Rondreizende bakkerijen

Op bepaalde oude gravures is al een vorm van aan huis aan huisbezorging te zien. In de 14e eeuw bestonden er echte rondreizende bakkerijen, met oven en al, op die manier kreeg men supervers brood op tafel. Maar de echte bezorging van het brood aan huis is misschien op den duur een noodzaak geworden, bij voorbeeld op het moment dat een of andere bakker zijn clientèle zag verminderen en hij niet meer tevreden was met zijn winkelomzet. Wellicht waren de eerste aan huisbestellers gewoon marktkramers, die, op hun tocht naar de markt, soms brood verkochten aan gemakzuchtige, rijke of zieke klanten, die erom vroegen.
Banket- en beschuittransport
Banket was meestal te delicaat om te worden vervoerd in een bakkerskar of een hondenkar. Het transport vereiste speciale aandacht. Vandaar dat er metalen trommels en houten dozen werden ontwikkeld om zaken als gebak, taarten etc. naar de klant te brengen.
Het transport van beschuit vergde bijzondere aandacht vanwege het brosse karakter ervan. Dit komt aan de orde in het boek Beschuitfabriek A. Bosscher N.V. 75 jaar:
"''s Morgens werd er gebakken en als dan 's middags de produkten klaar waren laadde hij deze in een stevige kruiwagen en ging hij zijn klanten in het dorp bedienen. Nu, in deze tijd kijken wij daar wel bijzonder vreemd tegenaan, toch was dat heel gewoon in die tijd, toen alles nog even gemoedelijk toe ging."
Bij verzending per spoor en tram werden 52 of 80 rollen in een houten kist verpakt. Maar bij de eigen bezorging werden elke morgen de auto's vol geladen met losse rollen beschuit, en rijdend van bakker tot bakker moest voor ieder z'n deel afgeteld worden, dat dan bij de bakker binnen werd gebracht in een "tuig mand", een grote rieten mand. Zoals wij al vermeldden vond verzending ook plaats per tram. Van dit transportmiddel werd zelfs veelvuldig gebruik gemaakt, o.m. naar plaatsen als Lutten en Dedemsvaart.
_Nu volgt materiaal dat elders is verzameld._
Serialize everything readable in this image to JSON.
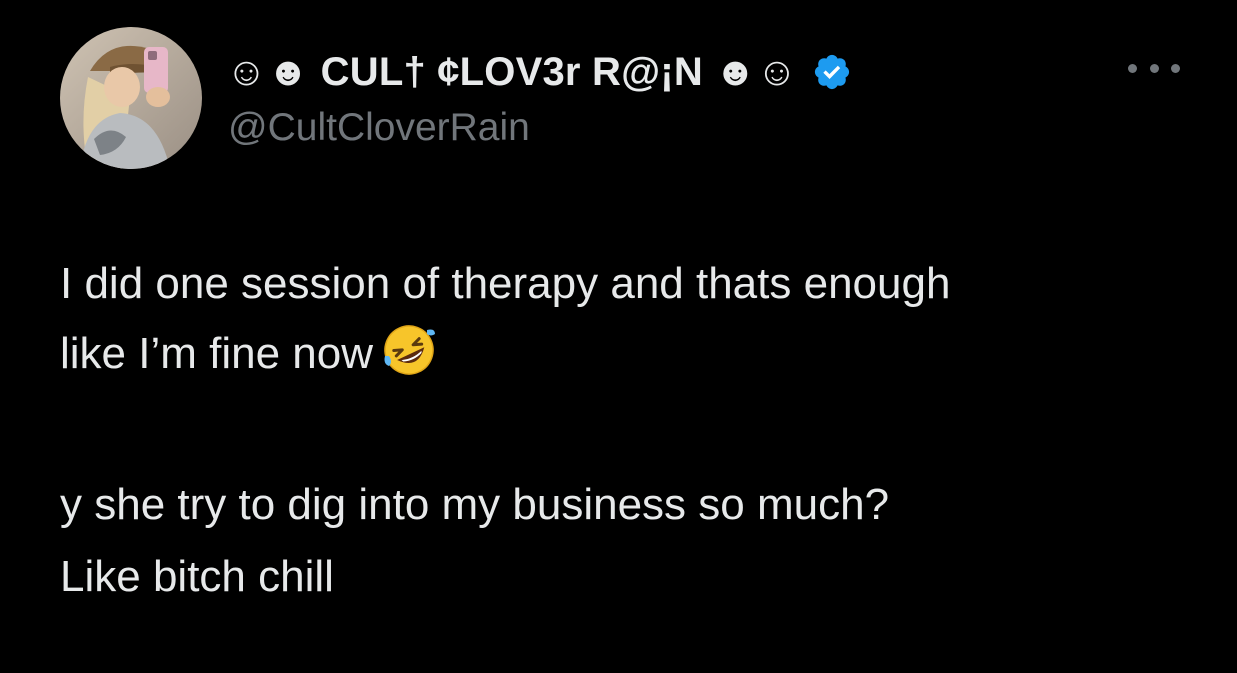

De kisten met beschuit werden dan ingeladen bij de D.S.M. en ook wel de E.D.S. in Hoogeveen.
Politieke broodkarren

In De Glorie van het Brood wordt aandacht besteed aan een bijzonder, specifiek Vlaams, fenomeen. Politieke partijen waren dermate fervent bij het broodvervoer dat katholieke, liberale of socialistische broodkarren in het straatbeeld opdoken. Deze karren waren echte partijsymbolen en bleven lange tijd in gebruik.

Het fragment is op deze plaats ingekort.